Cette baisse des exportations a t-elle eu un impact sur l’activité du port ?

Non car ce que nous avons perdu en exportations a été largement compensé par les importations. Le compte administratif n’est toujours pas voté mais je peux affirmer que les recettes sont restées stables, nous devons normalement adopter un compte en excédent cette année.

Quelles sont les perspectives d’activité pour 2015 ?

Fin janvier la carrière de Hope Estate, qui a donc changé de propriétaire, nous a annoncé qu’elle relançait ses exportations et qu’elle prévoyait des niveaux importants cette année, notamment sur la Guadeloupe et d’autres destinations dans la région. Au port de commerce on devrait non seulement atteindre les mêmes niveaux de trafic qu’en 2014, mais on prévoit aussi 3 à 4 % d’augmentation de l’activité. Les perspectives sont bonnes, une petite reprise a d’ailleurs déjà été observée en janvier autant sur le volume des importations que sur celui des exportations.

Qu’attendre du nombre de passagers de croisière en 2015, compte-tenu de la baisse importante l’année dernière ?

2014 fut une année difficile car la reprise espérée n’a pas eu lieu. Nous avons traité très peu de passagers de croisière en 2014, soit 2002 passagers : entre 2013 et 2014 le port accuse ainsi une baisse de 60% sur ce secteur. L’année dernière nous avons perdu pas mal d’escales car les navires que nous accueillions les années précédentes ont opté pour des stratégie différentes : ils ont notamment souhaité être présents sur l’Amérique Latine. Mais 2015 s’annonce comme l’année de la reprise. Sur les prévisions du nombre d’escales, on enregistre déjà augmentation de 5%. Pour preuve l’année dernière on comptabilisait 12 escales, contre 20 escales déjà programmées en 2015. Nous continuons nos efforts de promotion avec l’Office de tourisme, mais certaines compagnies ont déjà décidé de repositionner leurs rotations car les destinations qu’elles avaient tenté l’année dernière n’ont pas fonctionné.
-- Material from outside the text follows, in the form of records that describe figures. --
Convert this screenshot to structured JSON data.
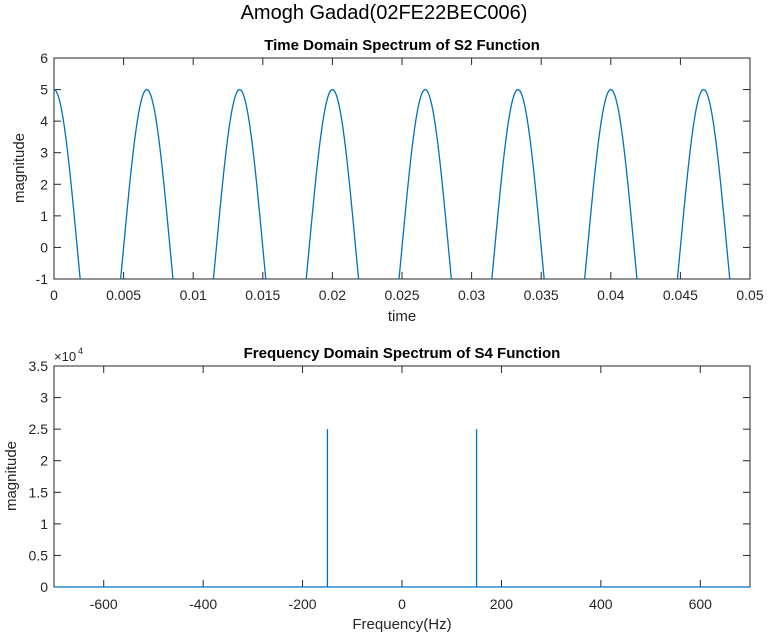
{
  "figure": {
    "suptitle": "Amogh Gadad(02FE22BEC006)",
    "line_color": "#0072BD"
  },
  "chart_data": [
    {
      "type": "line",
      "title": "Time Domain Spectrum of S2 Function",
      "xlabel": "time",
      "ylabel": "magnitude",
      "xlim": [
        0,
        0.05
      ],
      "ylim": [
        -1,
        6
      ],
      "xticks": [
        "0",
        "0.005",
        "0.01",
        "0.015",
        "0.02",
        "0.025",
        "0.03",
        "0.035",
        "0.04",
        "0.045",
        "0.05"
      ],
      "yticks": [
        "-1",
        "0",
        "1",
        "2",
        "3",
        "4",
        "5",
        "6"
      ],
      "grid": false,
      "function": "5*cos(2*pi*150*t)",
      "amplitude": 5,
      "frequency_hz": 150,
      "peaks_x": [
        0,
        0.00667,
        0.01333,
        0.02,
        0.02667,
        0.03333,
        0.04,
        0.04667
      ],
      "peak_value": 5
    },
    {
      "type": "line",
      "title": "Frequency Domain Spectrum of S4 Function",
      "xlabel": "Frequency(Hz)",
      "ylabel": "magnitude",
      "xlim": [
        -700,
        700
      ],
      "ylim": [
        0,
        35000
      ],
      "y_exponent_label": "×10^4",
      "xticks": [
        "-600",
        "-400",
        "-200",
        "0",
        "200",
        "400",
        "600"
      ],
      "yticks": [
        "0",
        "0.5",
        "1",
        "1.5",
        "2",
        "2.5",
        "3",
        "3.5"
      ],
      "grid": false,
      "x": [
        -150,
        150
      ],
      "values": [
        25000,
        25000
      ]
    }
  ],
  "labels": {
    "top_title": "Time Domain Spectrum of S2 Function",
    "top_xlabel": "time",
    "top_ylabel": "magnitude",
    "bottom_title": "Frequency Domain Spectrum of S4 Function",
    "bottom_xlabel": "Frequency(Hz)",
    "bottom_ylabel": "magnitude",
    "exp_base": "×10",
    "exp_power": "4"
  }
}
Visiblement la clientèle souhaite revenir en Caraïbe, ce qui explique le retour de ces compagnies de croisière en 2015. Nous avons déjà des réservations également pour 2016.

Par ailleurs si le port de Galisbay a noté une baisse de 4% sur le trafic inter-îles entre Saint-Martin et Saint-Barth, 2014 aura été une excellente année pour le trafic Saint-Martin / Anguilla, en augmentation de 11%. Et si l’on compare les mois de janvier 2015 et janvier 2014, cette tendance se poursuit cette année. Un indicateur qui confirme un plus grand nombre de touristes de passage sur l’île, même si Anguilla a fait des efforts considérables pour attirer la clientèle.